Mali: les nouvelles taxes, «injustes» pour les acteurs du vin, «illégales?», s'interroge un ancien Premier ministre

Au Mali, les autorités de transition ont annoncé au début du mois la création de nouvelles taxes. Certaines seront payées par les entreprises, d'autres par les consommateurs. C'est notamment le cas pour les services téléphoniques mais aussi pour les boissons alcoolisées. Présentées par le gouvernement de transition comme une contribution populaire pour financer des projets de développement, ces nouvelles taxes, sur des produits utilisés au quotidien par tous les Maliens, sont diversement appréciées. Certaines voix s'élèvent à présent pour s'interroger sur leur légalité, mais aussi sur l'inégalité de traitement qu'elles instaurent entre la bière et le vin.
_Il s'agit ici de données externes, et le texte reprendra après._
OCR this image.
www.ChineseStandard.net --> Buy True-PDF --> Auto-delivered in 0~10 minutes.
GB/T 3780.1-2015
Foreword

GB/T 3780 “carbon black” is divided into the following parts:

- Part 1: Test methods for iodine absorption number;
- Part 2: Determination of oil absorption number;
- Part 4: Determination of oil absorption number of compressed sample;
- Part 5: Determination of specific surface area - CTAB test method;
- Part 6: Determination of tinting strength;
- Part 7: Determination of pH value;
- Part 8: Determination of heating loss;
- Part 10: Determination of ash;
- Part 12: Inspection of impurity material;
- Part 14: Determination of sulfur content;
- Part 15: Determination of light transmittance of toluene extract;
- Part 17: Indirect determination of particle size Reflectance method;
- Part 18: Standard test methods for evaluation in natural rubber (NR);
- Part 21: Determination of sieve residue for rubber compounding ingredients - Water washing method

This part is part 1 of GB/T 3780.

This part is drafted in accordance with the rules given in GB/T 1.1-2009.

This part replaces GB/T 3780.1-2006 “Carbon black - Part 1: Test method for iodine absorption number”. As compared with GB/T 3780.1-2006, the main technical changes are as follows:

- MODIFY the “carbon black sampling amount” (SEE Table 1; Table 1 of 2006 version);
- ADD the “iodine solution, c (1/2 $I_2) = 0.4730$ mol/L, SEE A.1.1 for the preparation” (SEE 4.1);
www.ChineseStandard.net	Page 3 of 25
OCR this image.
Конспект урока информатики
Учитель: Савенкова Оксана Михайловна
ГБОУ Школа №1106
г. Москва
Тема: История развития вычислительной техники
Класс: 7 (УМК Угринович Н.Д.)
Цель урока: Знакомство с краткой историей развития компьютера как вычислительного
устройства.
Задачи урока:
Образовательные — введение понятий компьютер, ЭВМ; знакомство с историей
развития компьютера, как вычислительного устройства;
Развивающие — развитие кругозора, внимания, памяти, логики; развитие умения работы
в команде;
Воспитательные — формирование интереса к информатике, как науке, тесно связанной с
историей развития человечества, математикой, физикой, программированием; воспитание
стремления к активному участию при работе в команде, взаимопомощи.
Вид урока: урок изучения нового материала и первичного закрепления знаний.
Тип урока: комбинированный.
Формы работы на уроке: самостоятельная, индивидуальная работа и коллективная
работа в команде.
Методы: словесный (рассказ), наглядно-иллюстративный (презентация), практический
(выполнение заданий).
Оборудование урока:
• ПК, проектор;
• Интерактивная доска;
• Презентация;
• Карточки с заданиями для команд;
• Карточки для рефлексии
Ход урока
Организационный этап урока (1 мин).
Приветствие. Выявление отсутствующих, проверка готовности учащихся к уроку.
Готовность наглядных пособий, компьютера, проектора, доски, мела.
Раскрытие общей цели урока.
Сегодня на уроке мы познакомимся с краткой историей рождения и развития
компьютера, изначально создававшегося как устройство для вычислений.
La contribution spéciale sur l'alcool s'élève à 1 000 franc par litre pour les boissons produites au Mali et contenant entre 6 et 15 degrés d'alcool, et 3 000 franc par litre au-delà de 15 degrés. « À la charge du consommateur desdites boissons », précise l'ordonnance du 7 février, publiée par la direction générale malienne des impôts.
 
Surprenant, pour la boisson alcoolisée la plus prisée, alors que les autorités de transition assurent que cette mesure vise à la fois à générer des revenus supplémentaires pour l'État et à réguler la consommation d'alcool dans le pays. En termes de finances comme de santé publique, l’exclusion de la bière semble donc difficile à comprendre.
 
« Injuste », estiment quant à eux plusieurs opérateurs du secteur qui, sous couvert d'anonymat, déplorent que la masse des buveurs de bière ait été préservée au détriment de leur propre activité. « C’est un choix plus politique qu'économique », déplore un interlocuteur, qui compte désormais sur la « compréhension » des autorités.
 
Surprenant, « injuste »
Mais les nouvelles taxes ne concernent pas que les boissons alcoolisées : les Maliens seront désormais prélevés à chaque recharge de leur crédit téléphonique (à hauteur de 10%) et à chaque transfert d'argent par mobile money (à hauteur de 1%).
 
Des dispositions adoptées par ordonnances, en vertu d'une « loi d'habilitation » qui permet au gouvernement de légiférer directement au moyen de ces fameuses ordonnances, adoptées en conseil des ministres sans consultation du CNT (Conseil national de transition, l'organe législatif du régime de Transition). Cette loi d'habilitation a été votée en décembre dernier par le CNT pour la période octobre 2024-avril 2025, correspondant à l'intervalle entre les deux sessions ordinaires programmées du CNT.
 
... voire « illégal » ?
Cette loi d'habilitation prévoit cinq domaines pour lesquels des dispositions relevant théoriquement de la loi peuvent être prises par ordonnance : la création et l'organisation de services publics, l’organisation de la production, le statut du personnel, les accords internationaux et le régime électoral. Aussi l'ancien Premier ministre Moussa Mara, du parti Yelema, s'interroge-t-il sur la légalité des ordonnances instituant les nouvelles taxes.
 
« La prise de taxes et d'impôts ne figure pas parmi ces cinq catégories précisées par la loi d'habilitation, relève Moussa Mara. Il aurait fallu que cette loi le précise, ou que le gouvernement laisse le Parlement se saisir d'un dossier aussi important. Nous sommes dans un contexte de grandes difficultés, rappelle l'ancien Premier ministre, mettre en place des impôts et taxes, c'est alourdir la charge des ménages. La légalité des différentes ordonnances est vraiment questionnable. »
 
Sollicitée par RFI sur cette question de la légalité des ordonnances instituant les nouvelles taxes, la Primature n'a pas souhaité commenter.